Many experts believe that Apple’s highly public shift toward privacy-centric technology reflects a larger trend shaping up in the marketing and technology sectors. “Marketers who think this is all about Apple and branding need to recognize how far the sands have shifted on the privacy debate,” says Jules Polonetsky, chief executive at bipartisan think tank the Future of Privacy Forum. “In many circles, the targeted ads debate has moved from opt in or out to serious debate over banning ‘surveillance advertising’. Those who see a role for responsible uses of data for marketing should recognize the major efforts needed to respond to concerns.”
Elevated email inbox privacy
As it stands, many marketing emails embed tracking devices that can collect users’ IP addresses and also send signals to senders that indicate when an email is opened by a specific recipient. Apple has announced that new privacy features will be introduced to iOS Mail apps to impede marketers’ abilities to gather information regarding open rates.
As part of these changes, a new ‘Mail Privacy Protection’ tab will be added within the Mail app. Within this app, users can decide how much personal information is shared with email senders (many of whom are marketers). Users can restrict access to their IP addresses and location information.

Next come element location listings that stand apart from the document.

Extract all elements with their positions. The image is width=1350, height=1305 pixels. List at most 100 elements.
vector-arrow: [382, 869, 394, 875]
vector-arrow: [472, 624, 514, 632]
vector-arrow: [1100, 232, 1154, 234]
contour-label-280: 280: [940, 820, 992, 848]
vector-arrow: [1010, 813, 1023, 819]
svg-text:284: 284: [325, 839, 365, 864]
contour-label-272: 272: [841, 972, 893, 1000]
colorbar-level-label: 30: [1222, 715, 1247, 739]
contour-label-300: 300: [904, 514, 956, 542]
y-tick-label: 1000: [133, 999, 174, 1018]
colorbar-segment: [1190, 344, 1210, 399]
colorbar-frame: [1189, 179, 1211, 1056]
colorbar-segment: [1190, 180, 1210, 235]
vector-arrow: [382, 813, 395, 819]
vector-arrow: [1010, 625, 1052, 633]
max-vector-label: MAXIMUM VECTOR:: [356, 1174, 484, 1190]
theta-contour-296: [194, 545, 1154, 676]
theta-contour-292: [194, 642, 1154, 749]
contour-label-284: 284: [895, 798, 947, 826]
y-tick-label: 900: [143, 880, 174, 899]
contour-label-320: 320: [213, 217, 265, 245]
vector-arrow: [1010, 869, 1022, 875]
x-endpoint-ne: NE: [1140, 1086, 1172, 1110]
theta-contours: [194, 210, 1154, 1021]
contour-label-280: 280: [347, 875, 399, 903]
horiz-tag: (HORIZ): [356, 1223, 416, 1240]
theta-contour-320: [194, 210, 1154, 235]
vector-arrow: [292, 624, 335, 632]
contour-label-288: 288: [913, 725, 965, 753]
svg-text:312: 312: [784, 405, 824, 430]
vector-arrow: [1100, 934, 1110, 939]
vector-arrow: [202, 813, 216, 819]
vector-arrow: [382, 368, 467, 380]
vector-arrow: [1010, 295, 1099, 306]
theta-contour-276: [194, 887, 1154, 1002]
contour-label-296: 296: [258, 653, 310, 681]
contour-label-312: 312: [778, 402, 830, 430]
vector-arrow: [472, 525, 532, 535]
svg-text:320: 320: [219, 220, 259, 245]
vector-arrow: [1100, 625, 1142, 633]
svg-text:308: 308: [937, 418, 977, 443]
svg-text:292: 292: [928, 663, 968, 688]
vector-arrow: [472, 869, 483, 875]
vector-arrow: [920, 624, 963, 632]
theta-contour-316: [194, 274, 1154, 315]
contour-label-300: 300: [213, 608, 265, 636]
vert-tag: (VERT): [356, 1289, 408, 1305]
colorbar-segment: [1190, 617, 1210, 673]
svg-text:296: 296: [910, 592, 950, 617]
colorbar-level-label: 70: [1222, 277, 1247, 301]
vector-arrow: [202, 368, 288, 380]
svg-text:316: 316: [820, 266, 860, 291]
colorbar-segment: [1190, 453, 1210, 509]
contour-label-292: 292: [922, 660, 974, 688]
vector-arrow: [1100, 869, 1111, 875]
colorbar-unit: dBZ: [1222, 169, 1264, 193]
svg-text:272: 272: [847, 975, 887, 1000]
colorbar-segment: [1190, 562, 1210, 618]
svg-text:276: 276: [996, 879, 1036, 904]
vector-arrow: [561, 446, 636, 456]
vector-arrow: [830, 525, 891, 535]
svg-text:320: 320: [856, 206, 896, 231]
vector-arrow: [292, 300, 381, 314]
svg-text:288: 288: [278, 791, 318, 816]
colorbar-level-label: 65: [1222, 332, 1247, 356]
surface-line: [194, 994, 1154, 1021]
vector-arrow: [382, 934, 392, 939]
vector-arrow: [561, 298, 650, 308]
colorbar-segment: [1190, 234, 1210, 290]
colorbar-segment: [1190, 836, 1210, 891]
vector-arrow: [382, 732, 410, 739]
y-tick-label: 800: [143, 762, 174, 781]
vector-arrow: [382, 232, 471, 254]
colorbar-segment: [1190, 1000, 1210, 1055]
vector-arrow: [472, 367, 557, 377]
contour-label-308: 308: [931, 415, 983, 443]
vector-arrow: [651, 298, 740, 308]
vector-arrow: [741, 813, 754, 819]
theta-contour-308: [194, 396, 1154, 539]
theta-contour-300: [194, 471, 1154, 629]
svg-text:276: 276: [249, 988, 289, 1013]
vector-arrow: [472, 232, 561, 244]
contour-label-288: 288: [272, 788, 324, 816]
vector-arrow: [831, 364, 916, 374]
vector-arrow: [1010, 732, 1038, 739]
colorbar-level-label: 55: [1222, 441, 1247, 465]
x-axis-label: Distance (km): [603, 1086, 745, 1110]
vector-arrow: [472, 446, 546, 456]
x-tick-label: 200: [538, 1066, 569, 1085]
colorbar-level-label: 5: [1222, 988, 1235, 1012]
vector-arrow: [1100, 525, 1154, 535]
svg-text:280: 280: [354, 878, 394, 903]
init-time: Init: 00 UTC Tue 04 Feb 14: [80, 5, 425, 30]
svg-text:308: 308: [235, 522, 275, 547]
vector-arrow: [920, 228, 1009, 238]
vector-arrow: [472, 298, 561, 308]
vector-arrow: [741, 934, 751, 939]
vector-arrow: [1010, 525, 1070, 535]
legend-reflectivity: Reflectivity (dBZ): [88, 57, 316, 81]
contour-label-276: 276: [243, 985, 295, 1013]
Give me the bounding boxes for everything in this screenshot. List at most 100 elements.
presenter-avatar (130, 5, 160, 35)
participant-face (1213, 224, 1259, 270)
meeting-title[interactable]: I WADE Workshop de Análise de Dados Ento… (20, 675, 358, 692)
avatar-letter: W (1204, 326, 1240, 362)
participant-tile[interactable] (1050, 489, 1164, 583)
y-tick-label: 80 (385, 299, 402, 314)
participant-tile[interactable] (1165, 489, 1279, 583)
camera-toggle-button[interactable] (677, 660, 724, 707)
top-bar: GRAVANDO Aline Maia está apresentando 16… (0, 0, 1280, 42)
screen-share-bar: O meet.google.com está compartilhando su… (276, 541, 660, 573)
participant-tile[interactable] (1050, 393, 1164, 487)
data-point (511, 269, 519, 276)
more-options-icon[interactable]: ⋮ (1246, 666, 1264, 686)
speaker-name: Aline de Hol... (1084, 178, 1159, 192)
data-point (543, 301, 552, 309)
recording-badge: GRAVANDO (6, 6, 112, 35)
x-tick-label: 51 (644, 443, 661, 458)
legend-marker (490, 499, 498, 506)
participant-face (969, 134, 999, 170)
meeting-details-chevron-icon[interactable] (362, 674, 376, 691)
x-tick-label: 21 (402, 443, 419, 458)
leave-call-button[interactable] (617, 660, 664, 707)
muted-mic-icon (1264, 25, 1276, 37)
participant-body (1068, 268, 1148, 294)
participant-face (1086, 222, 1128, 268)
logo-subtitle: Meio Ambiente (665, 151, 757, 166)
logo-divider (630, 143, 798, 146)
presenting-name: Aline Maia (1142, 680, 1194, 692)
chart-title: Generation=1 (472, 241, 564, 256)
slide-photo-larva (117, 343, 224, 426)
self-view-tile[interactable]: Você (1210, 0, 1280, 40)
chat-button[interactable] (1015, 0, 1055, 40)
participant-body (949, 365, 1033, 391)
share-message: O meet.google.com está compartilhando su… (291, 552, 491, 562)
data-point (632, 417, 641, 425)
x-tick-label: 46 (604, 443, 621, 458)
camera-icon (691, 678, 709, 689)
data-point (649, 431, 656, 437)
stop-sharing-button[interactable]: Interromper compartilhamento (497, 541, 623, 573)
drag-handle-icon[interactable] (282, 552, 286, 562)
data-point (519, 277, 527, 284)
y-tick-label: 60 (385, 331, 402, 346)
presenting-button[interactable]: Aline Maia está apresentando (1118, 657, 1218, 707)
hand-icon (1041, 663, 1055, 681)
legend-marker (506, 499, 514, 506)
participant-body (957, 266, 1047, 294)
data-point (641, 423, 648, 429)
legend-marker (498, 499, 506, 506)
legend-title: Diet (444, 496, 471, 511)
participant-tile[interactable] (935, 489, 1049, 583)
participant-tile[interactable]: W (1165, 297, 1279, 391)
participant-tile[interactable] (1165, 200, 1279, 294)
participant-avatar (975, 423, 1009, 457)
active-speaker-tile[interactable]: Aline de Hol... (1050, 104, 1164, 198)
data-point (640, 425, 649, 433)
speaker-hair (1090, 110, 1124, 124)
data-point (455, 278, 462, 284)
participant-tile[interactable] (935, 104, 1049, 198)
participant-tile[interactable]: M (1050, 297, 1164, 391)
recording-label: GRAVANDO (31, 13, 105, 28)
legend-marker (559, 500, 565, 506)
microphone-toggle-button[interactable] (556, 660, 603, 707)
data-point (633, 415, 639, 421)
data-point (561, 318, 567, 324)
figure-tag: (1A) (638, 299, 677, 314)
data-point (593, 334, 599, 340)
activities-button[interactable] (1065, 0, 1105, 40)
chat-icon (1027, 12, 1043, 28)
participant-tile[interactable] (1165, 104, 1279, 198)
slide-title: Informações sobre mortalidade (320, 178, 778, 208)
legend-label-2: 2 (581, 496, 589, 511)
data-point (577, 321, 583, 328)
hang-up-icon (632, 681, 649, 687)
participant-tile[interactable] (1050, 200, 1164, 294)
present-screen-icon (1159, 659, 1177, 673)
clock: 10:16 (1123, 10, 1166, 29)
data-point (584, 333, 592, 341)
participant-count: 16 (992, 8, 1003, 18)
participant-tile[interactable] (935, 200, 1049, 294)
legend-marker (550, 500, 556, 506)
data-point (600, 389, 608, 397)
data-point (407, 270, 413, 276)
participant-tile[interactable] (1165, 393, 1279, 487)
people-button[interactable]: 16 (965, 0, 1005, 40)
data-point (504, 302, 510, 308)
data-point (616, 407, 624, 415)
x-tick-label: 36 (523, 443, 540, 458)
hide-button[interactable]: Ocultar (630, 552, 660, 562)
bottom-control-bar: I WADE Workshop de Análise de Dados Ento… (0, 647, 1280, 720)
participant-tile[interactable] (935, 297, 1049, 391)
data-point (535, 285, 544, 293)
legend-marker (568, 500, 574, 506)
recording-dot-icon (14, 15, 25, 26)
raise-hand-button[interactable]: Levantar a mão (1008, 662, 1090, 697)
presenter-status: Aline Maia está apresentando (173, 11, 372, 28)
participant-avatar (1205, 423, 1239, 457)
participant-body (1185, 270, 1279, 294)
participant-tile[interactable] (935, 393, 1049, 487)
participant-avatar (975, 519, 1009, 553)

Furthermore, Apple is debuting ‘Hide My Email’, which is automatically included in iCloud, Safari and the Apple Mail app. The new feature enables the creation of single-use, randomly-generated email addresses – like a burner account – that can be used to forward mail to users’ real accounts. The new service is designed to further limit companies’ ability to collect consumers’ personal data via email and may help mitigate the rates at which users receive junk mail.
“These changes will impact providers that may rely heavily on IP addresses for identification,” says Epsilon’s Stevens. Without access to data like IP addresses, Stevens, like many others, says that marketers will need to adopt new, more private means by which to track user behavior and serve targeted ads. “Marketers should increasingly favor identity resolution providers that focus on privacy-safe, person-level, consented identifiers.”
Siri audio data updates
Siri, the memeable voice assistant baked into all Apple devices running operating systems from iOS 5 onward, will soon be able to process audio while offline (today the service requires an internet connection for full functionality).
With the new operating system, Siri will be able to process speech signals on the device itself, which the company believes will help mitigate nonconsensual audio recording – another privacy-focused move.
Ultimately, the changes announced on June 7 add to the debates concerning consumer privacy rights currently playing out in conference rooms, on Capitol Hill and in state legislatures from coast to coast. And most experts agree that the pattern now unfolding is clear: consumers are in the driver’s seat. “Between Apple-led industry changes and new laws and regulation,” says Don Marti, vice-president of ecosystem innovation at creator-centric digital media company CafeMedia, “the general direction that things are moving is that whether or not you can collect data on a person is going to better match that person’s actual preferences.”